Por más calor que hiciese mucho antes de llegar al oasis del río ya recibíamos su frescura. El viento del sur nos la ponía en el pecho sudoroso, subía luego hasta el cuello y nos alimentaba las lágrimas del viento. Algunos compadres iban en bici, los de familias con más poderío, y cuando pasaban a nuestro lado nos hacían un grito, mezcla de rebuzno y graznido. Luego levantaban la mano derecha diciéndonos adiós con cierto desprecio. Esa soberbia me daba igual, solo envidiaba el hecho de que ellos llegarían antes que nosotros, y cogerían los mejores sitios. Sobre todo uno muy fresco que había entre dos sauces tan viejos que ya olían a besos furtivos. Pero como el río era grande y acogedor, permitía un buen acomodo para todos.

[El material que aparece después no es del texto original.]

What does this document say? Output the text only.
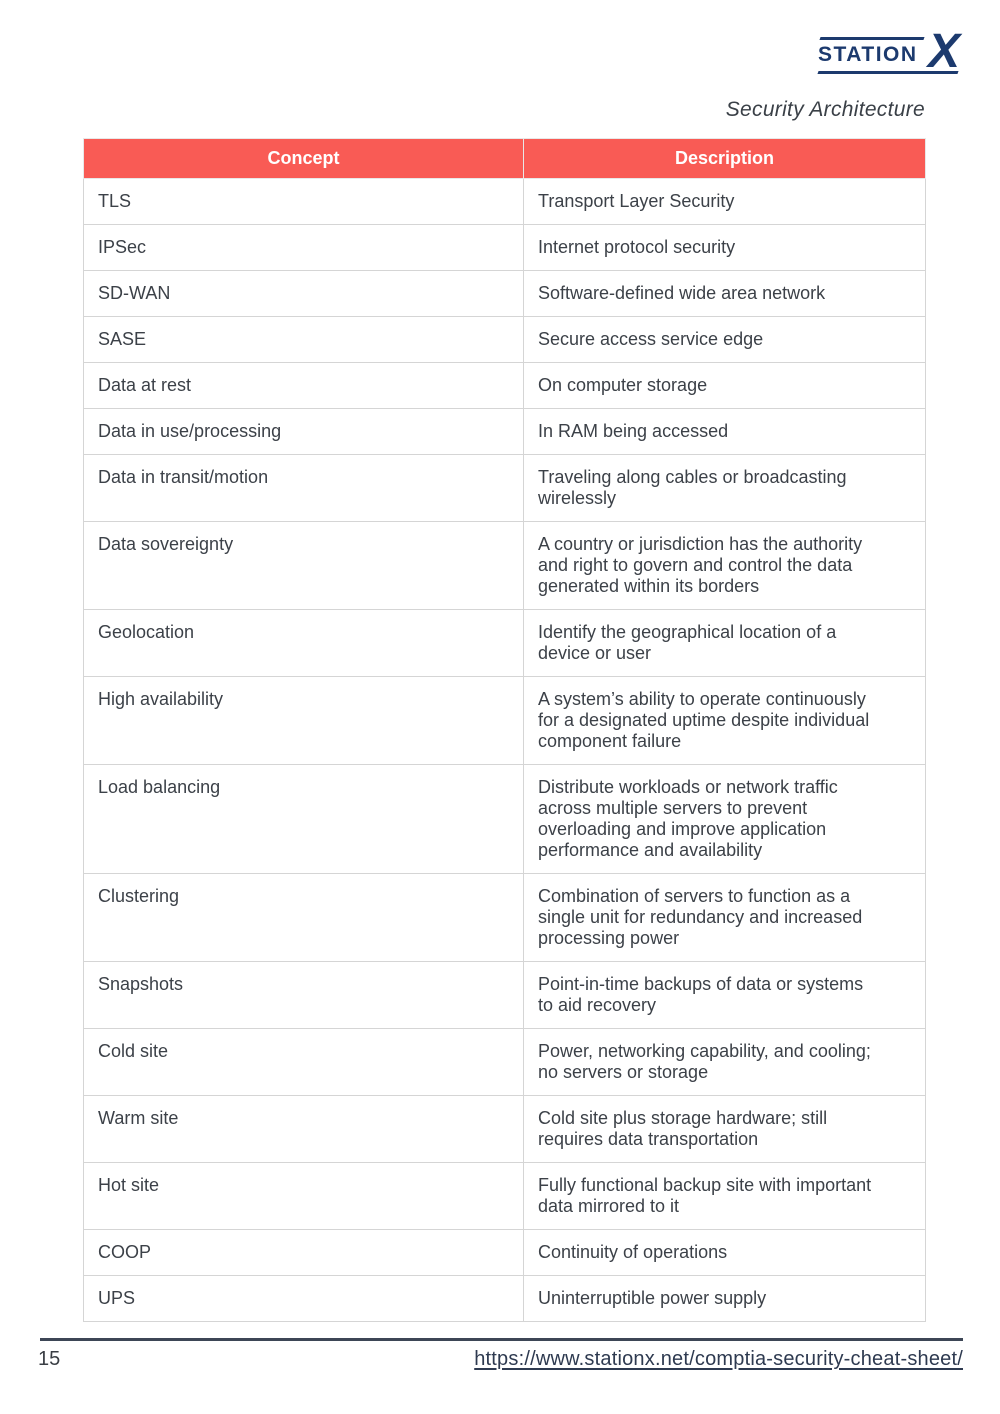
STATION X
Security Architecture
Concept	Description
TLS	Transport Layer Security
IPSec	Internet protocol security
SD-WAN	Software-defined wide area network
SASE	Secure access service edge
Data at rest	On computer storage
Data in use/processing	In RAM being accessed
Data in transit/motion	Traveling along cables or broadcasting wirelessly
Data sovereignty	A country or jurisdiction has the authority and right to govern and control the data generated within its borders
Geolocation	Identify the geographical location of a device or user
High availability	A system’s ability to operate continuously for a designated uptime despite individual component failure
Load balancing	Distribute workloads or network traffic across multiple servers to prevent overloading and improve application performance and availability
Clustering	Combination of servers to function as a single unit for redundancy and increased processing power
Snapshots	Point-in-time backups of data or systems to aid recovery
Cold site	Power, networking capability, and cooling; no servers or storage
Warm site	Cold site plus storage hardware; still requires data transportation
Hot site	Fully functional backup site with important data mirrored to it
COOP	Continuity of operations
UPS	Uninterruptible power supply
15	https://www.stationx.net/comptia-security-cheat-sheet/
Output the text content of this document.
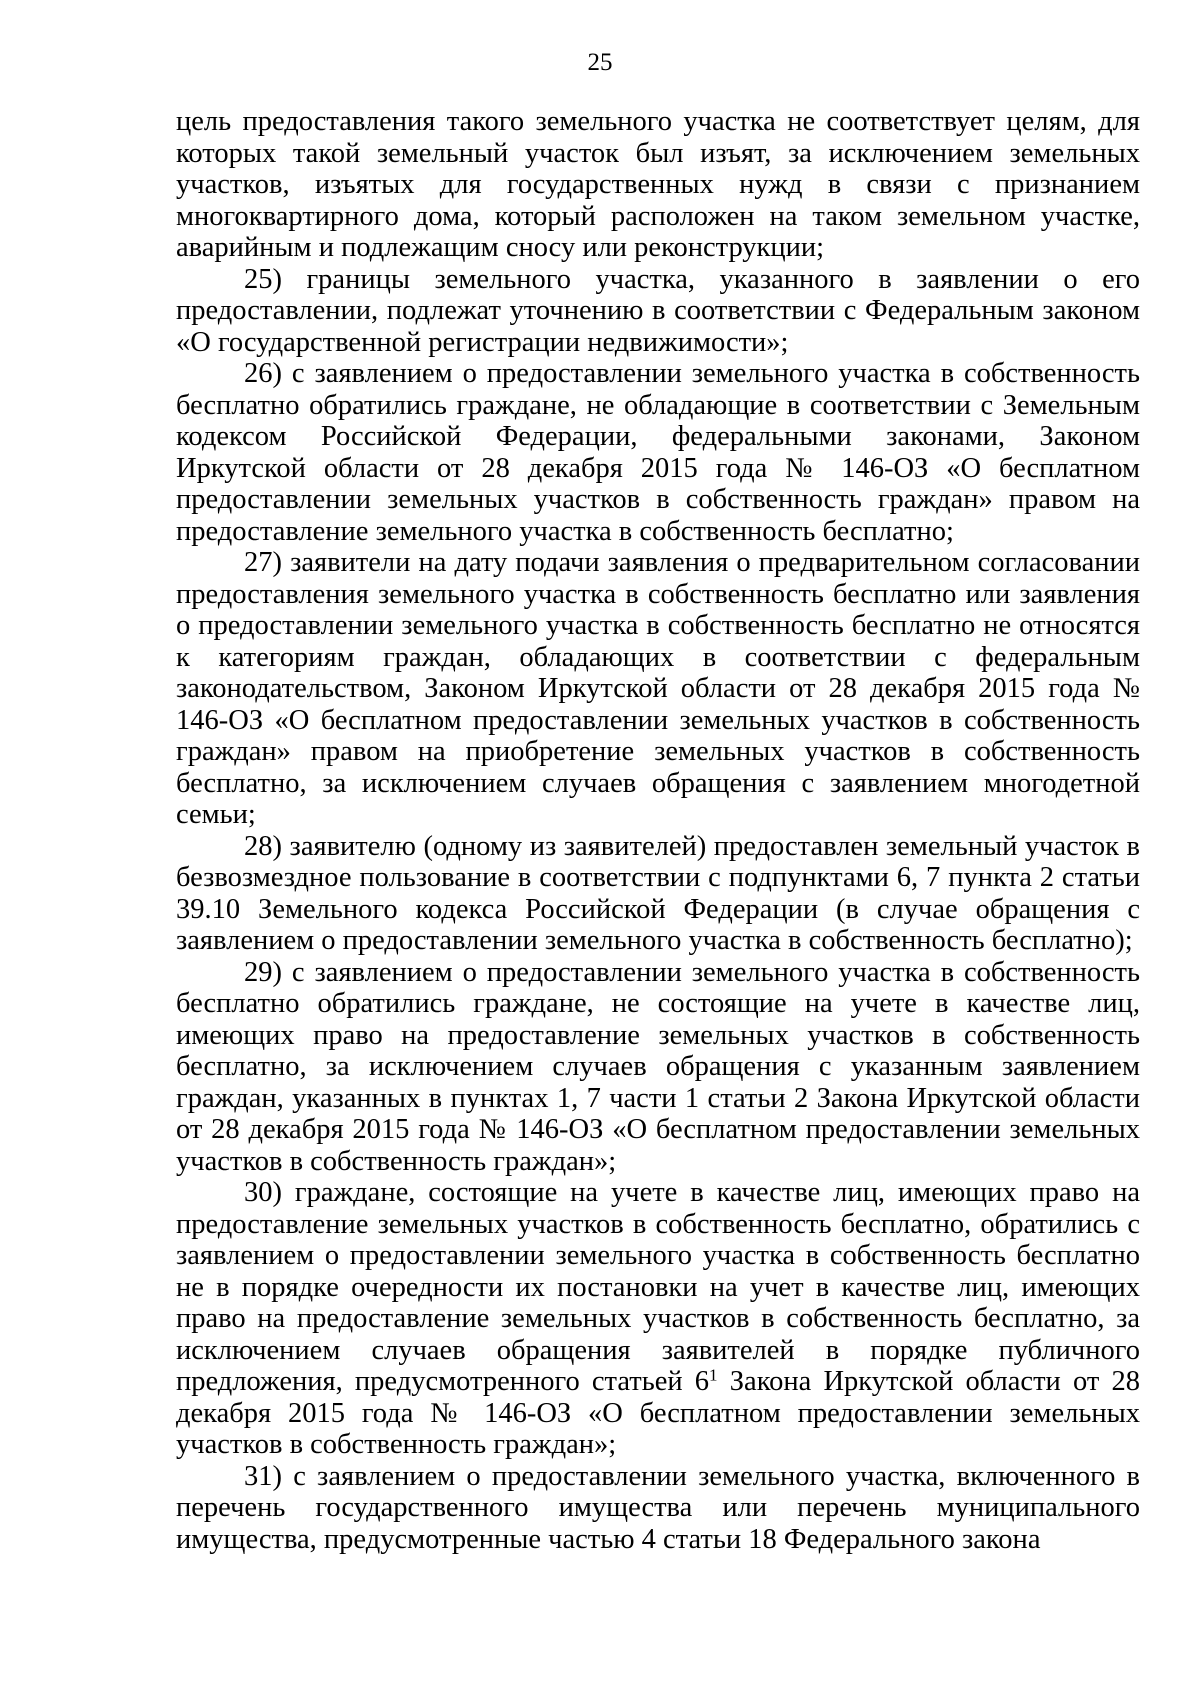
25

цель предоставления такого земельного участка не соответствует целям, для которых такой земельный участок был изъят, за исключением земельных участков, изъятых для государственных нужд в связи с признанием многоквартирного дома, который расположен на таком земельном участке, аварийным и подлежащим сносу или реконструкции;

25) границы земельного участка, указанного в заявлении о его предоставлении, подлежат уточнению в соответствии с Федеральным законом «О государственной регистрации недвижимости»;

26) с заявлением о предоставлении земельного участка в собственность бесплатно обратились граждане, не обладающие в соответствии с Земельным кодексом Российской Федерации, федеральными законами, Законом Иркутской области от 28 декабря 2015 года № 146-ОЗ «О бесплатном предоставлении земельных участков в собственность граждан» правом на предоставление земельного участка в собственность бесплатно;

27) заявители на дату подачи заявления о предварительном согласовании предоставления земельного участка в собственность бесплатно или заявления о предоставлении земельного участка в собственность бесплатно не относятся к категориям граждан, обладающих в соответствии с федеральным законодательством, Законом Иркутской области от 28 декабря 2015 года № 146-ОЗ «О бесплатном предоставлении земельных участков в собственность граждан» правом на приобретение земельных участков в собственность бесплатно, за исключением случаев обращения с заявлением многодетной семьи;

28) заявителю (одному из заявителей) предоставлен земельный участок в безвозмездное пользование в соответствии с подпунктами 6, 7 пункта 2 статьи 39.10 Земельного кодекса Российской Федерации (в случае обращения с заявлением о предоставлении земельного участка в собственность бесплатно);

29) с заявлением о предоставлении земельного участка в собственность бесплатно обратились граждане, не состоящие на учете в качестве лиц, имеющих право на предоставление земельных участков в собственность бесплатно, за исключением случаев обращения с указанным заявлением граждан, указанных в пунктах 1, 7 части 1 статьи 2 Закона Иркутской области от 28 декабря 2015 года № 146-ОЗ «О бесплатном предоставлении земельных участков в собственность граждан»;

30) граждане, состоящие на учете в качестве лиц, имеющих право на предоставление земельных участков в собственность бесплатно, обратились с заявлением о предоставлении земельного участка в собственность бесплатно не в порядке очередности их постановки на учет в качестве лиц, имеющих право на предоставление земельных участков в собственность бесплатно, за исключением случаев обращения заявителей в порядке публичного предложения, предусмотренного статьей $6^1$ Закона Иркутской области от 28 декабря 2015 года № 146-ОЗ «О бесплатном предоставлении земельных участков в собственность граждан»;

31) с заявлением о предоставлении земельного участка, включенного в перечень государственного имущества или перечень муниципального имущества, предусмотренные частью 4 статьи 18 Федерального закона
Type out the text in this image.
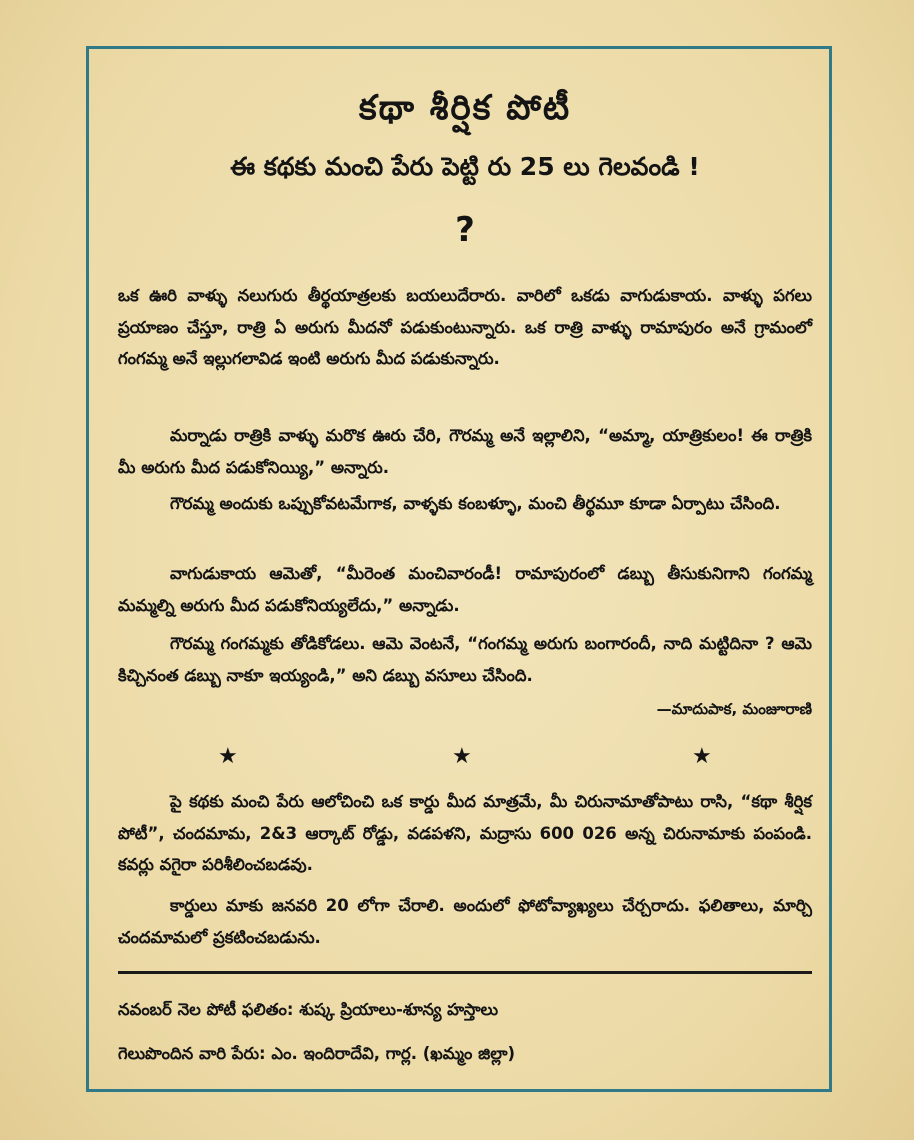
కథా శీర్షిక పోటీ
ఈ కథకు మంచి పేరు పెట్టి రు 25 లు గెలవండి !
?
ఒక ఊరి వాళ్ళు నలుగురు తీర్థయాత్రలకు బయలుదేరారు. వారిలో ఒకడు వాగుడుకాయ. వాళ్ళు పగలు ప్రయాణం చేస్తూ, రాత్రి ఏ అరుగు మీదనో పడుకుంటున్నారు. ఒక రాత్రి వాళ్ళు రామాపురం అనే గ్రామంలో గంగమ్మ అనే ఇల్లుగలావిడ ఇంటి అరుగు మీద పడుకున్నారు.
మర్నాడు రాత్రికి వాళ్ళు మరొక ఊరు చేరి, గౌరమ్మ అనే ఇల్లాలిని, “అమ్మా, యాత్రికులం! ఈ రాత్రికి మీ అరుగు మీద పడుకోనియ్యి,” అన్నారు.
గౌరమ్మ అందుకు ఒప్పుకోవటమేగాక, వాళ్ళకు కంబళ్ళూ, మంచి తీర్థమూ కూడా ఏర్పాటు చేసింది.
వాగుడుకాయ ఆమెతో, “మీరెంత మంచివారండీ! రామాపురంలో డబ్బు తీసుకునిగాని గంగమ్మ మమ్మల్ని అరుగు మీద పడుకోనియ్యలేదు,” అన్నాడు.
గౌరమ్మ గంగమ్మకు తోడికోడలు. ఆమె వెంటనే, “గంగమ్మ అరుగు బంగారందీ, నాది మట్టిదినా ? ఆమె కిచ్చినంత డబ్బు నాకూ ఇయ్యండి,” అని డబ్బు వసూలు చేసింది.
—మాదుపాక, మంజూరాణి
★	★	★
పై కథకు మంచి పేరు ఆలోచించి ఒక కార్డు మీద మాత్రమే, మీ చిరునామాతోపాటు రాసి, “కథా శీర్షిక పోటీ”, చందమామ, 2&3 ఆర్కాట్ రోడ్డు, వడపళని, మద్రాసు 600 026 అన్న చిరునామాకు పంపండి. కవర్లు వగైరా పరిశీలించబడవు.
కార్డులు మాకు జనవరి 20 లోగా చేరాలి. అందులో ఫోటోవ్యాఖ్యలు చేర్చరాదు. ఫలితాలు, మార్చి చందమామలో ప్రకటించబడును.
నవంబర్ నెల పోటీ ఫలితం: శుష్క ప్రియాలు-శూన్య హస్తాలు
గెలుపొందిన వారి పేరు: ఎం. ఇందిరాదేవి, గార్ల. (ఖమ్మం జిల్లా)
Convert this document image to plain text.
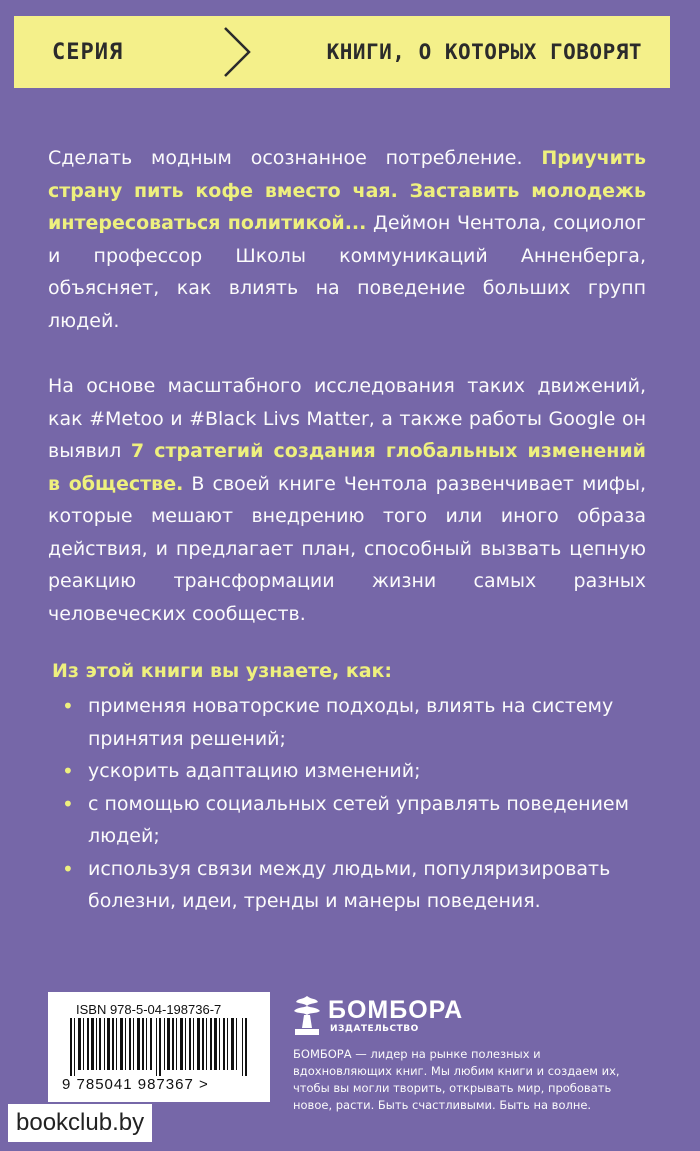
СЕРИЯ	КНИГИ, О КОТОРЫХ ГОВОРЯТ
Сделать модным осознанное потребление. Приучить страну пить кофе вместо чая. Заставить молодежь интересоваться политикой... Деймон Чентола, социолог и профессор Школы коммуникаций Анненберга, объясняет, как влиять на поведение больших групп людей.
На основе масштабного исследования таких движений, как #Metoo и #Black Livs Matter, а также работы Google он выявил 7 стратегий создания глобальных изменений в обществе. В своей книге Чентола развенчивает мифы, которые мешают внедрению того или иного образа действия, и предлагает план, способный вызвать цепную реакцию трансформации жизни самых разных человеческих сообществ.
Из этой книги вы узнаете, как:
• применяя новаторские подходы, влиять на систему принятия решений;
• ускорить адаптацию изменений;
• с помощью социальных сетей управлять поведением людей;
• используя связи между людьми, популяризировать болезни, идеи, тренды и манеры поведения.
ISBN 978-5-04-198736-7
9 785041 987367 >
БОМБОРА
ИЗДАТЕЛЬСТВО
БОМБОРА — лидер на рынке полезных и вдохновляющих книг. Мы любим книги и создаем их, чтобы вы могли творить, открывать мир, пробовать новое, расти. Быть счастливыми. Быть на волне.
bookclub.by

Cuando llegábamos, sin esperar mucho, pues como dije íbamos en bañador, nos tirábamos al agua haciendo la bomba, o de cabeza los más peritos en brazadas y buceos. Los gritos rompían esa calma íntima, o esa música de los bosques, que producían las agua en el lecho rocoso, o una imberbe cascada que antecedía al cemento. Después de bañarnos toda la mañana, y jugar a todo lo imaginable, con la piel tan arrugada como una sábana sudorosa, nos secábamos al sol encima de las grandes piedras. Comíamos enseguida tortilla, croquetas, empanadillas y ensaladilla rusa. Comíamos como canes errabundos, llenándonos otra vez de fuerza, pues después de la siesta, antes de que nos echara de allí el atardecer, volveríamos a la caricia de las aguas. Hace mucho que no siento ese olor a río del ayer. Aquel, y tantos más, se fueron a vivir al mar buscando una alegoría de su muerte. Y el mar los acogió. Y ya solo son un recuerdo que busca su recoveco azul para sobrevivir en la memoria.